A suspension bridge is a bridge that is supported by cable suspenders hanging from main catenary cables that are strung from one pier to the next. This type of bridge has been constructed commonly for long spans of the order of 5,000 feet. Longer spans up to 6,500 feet have been constructed in recent years, and spans of 10,000 feet have been planned. However, span length increases of conventional suspension bridges are subject to a serious material limitation, i.e. the reduction of the carrying capacity/weight ratio of the catenary cables (C/W ratio for short) occurring with the increase of span length. For example, a suspension bridge with a C/W ratio of three means that for this bridge, every pound of steel in the catenary cables will carry three pounds of bridge load in addition to its own weight. A suspension bridge with a main span of 5,000 feet, usually has a C/W ratio of around 5 or 6.
As the bridge increases in span length, the C/W ratio will decrease at a rate depending on the geometry, material strength, etc. At a span length of 16,000 feet, for example, the C/W ratio would drop to about 1:1, meaning a carrying capacity of only one pound for every pound of steel used in the catenary cables. This will not only place a limit on how long a suspension bridge can be, it will also result in a very inefficient and uneconomic design.

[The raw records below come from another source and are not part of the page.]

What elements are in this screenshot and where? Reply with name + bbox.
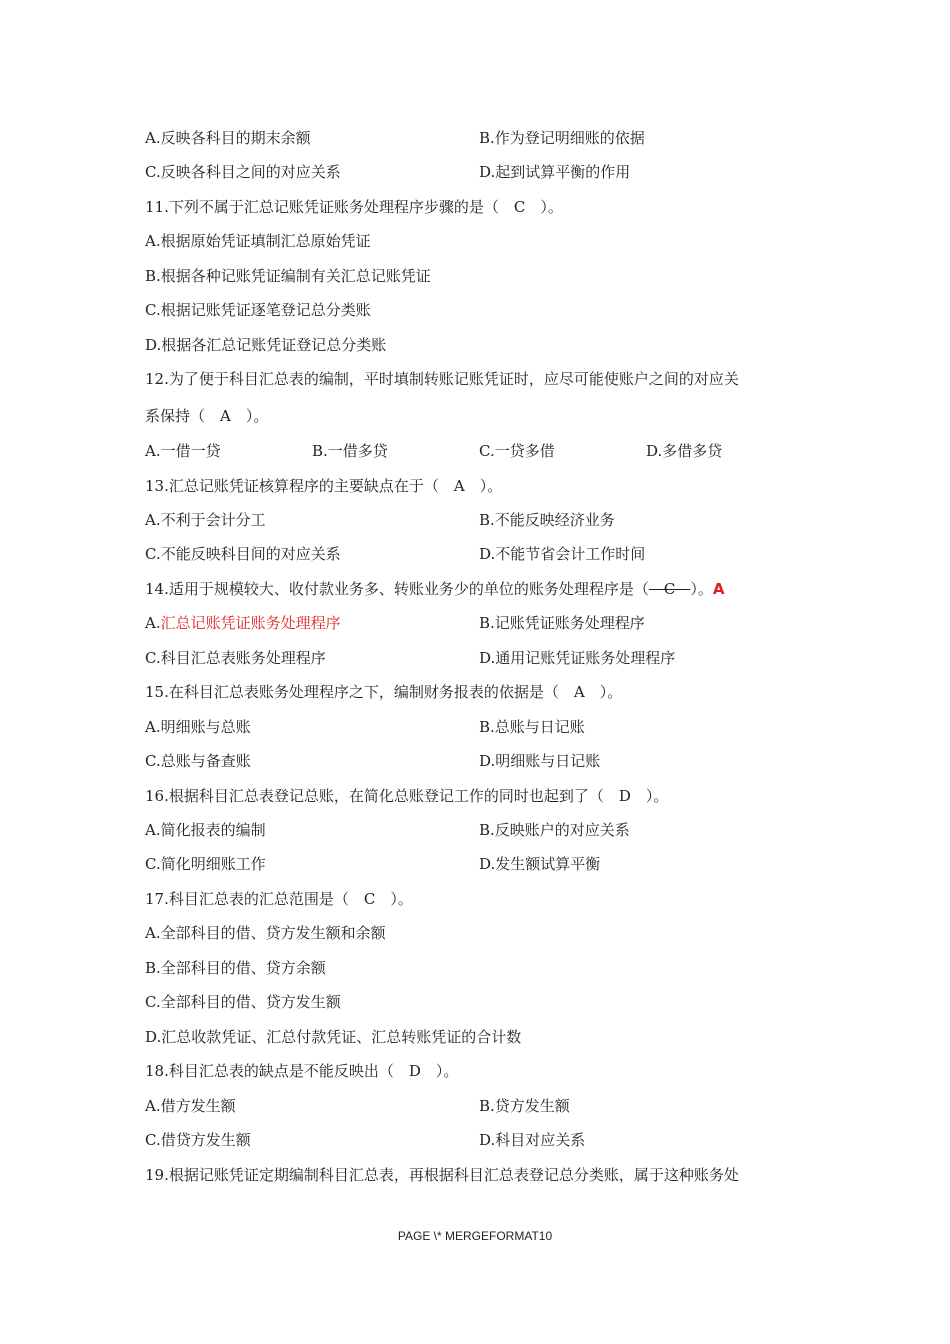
q14-option-a-highlighted: 汇总记账凭证账务处理程序 bbox=[160, 614, 341, 632]
q16-option-c: C.简化明细账工作 bbox=[145, 855, 266, 873]
q12-option-d: D.多借多贷 bbox=[646, 442, 723, 460]
q13-option-a: A.不利于会计分工 bbox=[145, 511, 266, 529]
q12-option-c: C.一贷多借 bbox=[479, 442, 555, 460]
question-16: 16.根据科目汇总表登记总账，在简化总账登记工作的同时也起到了（ D ）。 bbox=[145, 787, 669, 805]
question-14-text: 14.适用于规模较大、收付款业务多、转账业务少的单位的账务处理程序是（ bbox=[145, 580, 649, 598]
question-14 bbox=[145, 579, 724, 599]
q15-option-d: D.明细账与日记账 bbox=[479, 752, 601, 770]
q12-option-a: A.一借一贷 bbox=[145, 442, 221, 460]
page-footer: PAGE \* MERGEFORMAT10 bbox=[397, 1229, 553, 1243]
question-11: 11.下列不属于汇总记账凭证账务处理程序步骤的是（ C ）。 bbox=[145, 198, 563, 216]
q17-option-b: B.全部科目的借、贷方余额 bbox=[145, 959, 326, 977]
q16-option-b: B.反映账户的对应关系 bbox=[479, 821, 630, 839]
q17-option-c: C.全部科目的借、贷方发生额 bbox=[145, 993, 341, 1011]
q13-option-b: B.不能反映经济业务 bbox=[479, 511, 615, 529]
q14-option-c: C.科目汇总表账务处理程序 bbox=[145, 649, 326, 667]
q11-option-a: A.根据原始凭证填制汇总原始凭证 bbox=[145, 232, 371, 250]
q18-option-b: B.贷方发生额 bbox=[479, 1097, 570, 1115]
q14-option-a bbox=[145, 613, 341, 633]
q17-option-a: A.全部科目的借、贷方发生额和余额 bbox=[145, 924, 386, 942]
q11-option-b: B.根据各种记账凭证编制有关汇总记账凭证 bbox=[145, 267, 431, 285]
struck-answer: C bbox=[648, 580, 691, 598]
q14-option-b: B.记账凭证账务处理程序 bbox=[479, 614, 645, 632]
q15-option-a: A.明细账与总账 bbox=[145, 718, 251, 736]
option-d: D.起到试算平衡的作用 bbox=[479, 163, 631, 181]
question-13: 13.汇总记账凭证核算程序的主要缺点在于（ A ）。 bbox=[145, 477, 503, 495]
q13-option-d: D.不能节省会计工作时间 bbox=[479, 545, 646, 563]
option-c: C.反映各科目之间的对应关系 bbox=[145, 163, 341, 181]
q18-option-d: D.科目对应关系 bbox=[479, 1131, 586, 1149]
q17-option-d: D.汇总收款凭证、汇总付款凭证、汇总转账凭证的合计数 bbox=[145, 1028, 522, 1046]
q12-option-b: B.一借多贷 bbox=[312, 442, 388, 460]
corrected-answer-mark: A bbox=[712, 580, 725, 598]
q13-option-c: C.不能反映科目间的对应关系 bbox=[145, 545, 341, 563]
option-a: A.反映各科目的期末余额 bbox=[145, 129, 311, 147]
q14-option-a-prefix: A. bbox=[145, 614, 161, 632]
q11-option-d: D.根据各汇总记账凭证登记总分类账 bbox=[145, 336, 387, 354]
question-14-end: ）。 bbox=[690, 580, 713, 598]
question-12-line2: 系保持（ A ）。 bbox=[145, 407, 269, 425]
q15-option-b: B.总账与日记账 bbox=[479, 718, 585, 736]
q18-option-a: A.借方发生额 bbox=[145, 1097, 236, 1115]
q11-option-c: C.根据记账凭证逐笔登记总分类账 bbox=[145, 301, 371, 319]
q15-option-c: C.总账与备查账 bbox=[145, 752, 251, 770]
q14-option-d: D.通用记账凭证账务处理程序 bbox=[479, 649, 676, 667]
question-18: 18.科目汇总表的缺点是不能反映出（ D ）。 bbox=[145, 1062, 459, 1080]
question-12-line1: 12.为了便于科目汇总表的编制，平时填制转账记账凭证时，应尽可能使账户之间的对应关 bbox=[145, 370, 739, 388]
question-15: 15.在科目汇总表账务处理程序之下，编制财务报表的依据是（ A ）。 bbox=[145, 683, 623, 701]
question-17: 17.科目汇总表的汇总范围是（ C ）。 bbox=[145, 890, 413, 908]
question-19: 19.根据记账凭证定期编制科目汇总表，再根据科目汇总表登记总分类账，属于这种账务处 bbox=[145, 1166, 739, 1184]
option-b: B.作为登记明细账的依据 bbox=[479, 129, 645, 147]
q18-option-c: C.借贷方发生额 bbox=[145, 1131, 251, 1149]
q16-option-d: D.发生额试算平衡 bbox=[479, 855, 601, 873]
q16-option-a: A.简化报表的编制 bbox=[145, 821, 266, 839]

The invention herein disclosed enables the span length of a suspension bridge to be increased substantially without reducing the carrying capacity of the catenary cables. For example, a 16,000-foot bridge span as cited above, when utilizing the present invention, will maintain a carrying capacity of the catenary cables at a C/W ratio of 3 or 4, as if the bridge span is only 10,000 feet long. The practical limit of suspension bridge spans will thus be raised from about 16,000 feet using prior art principles to 22,000 feet.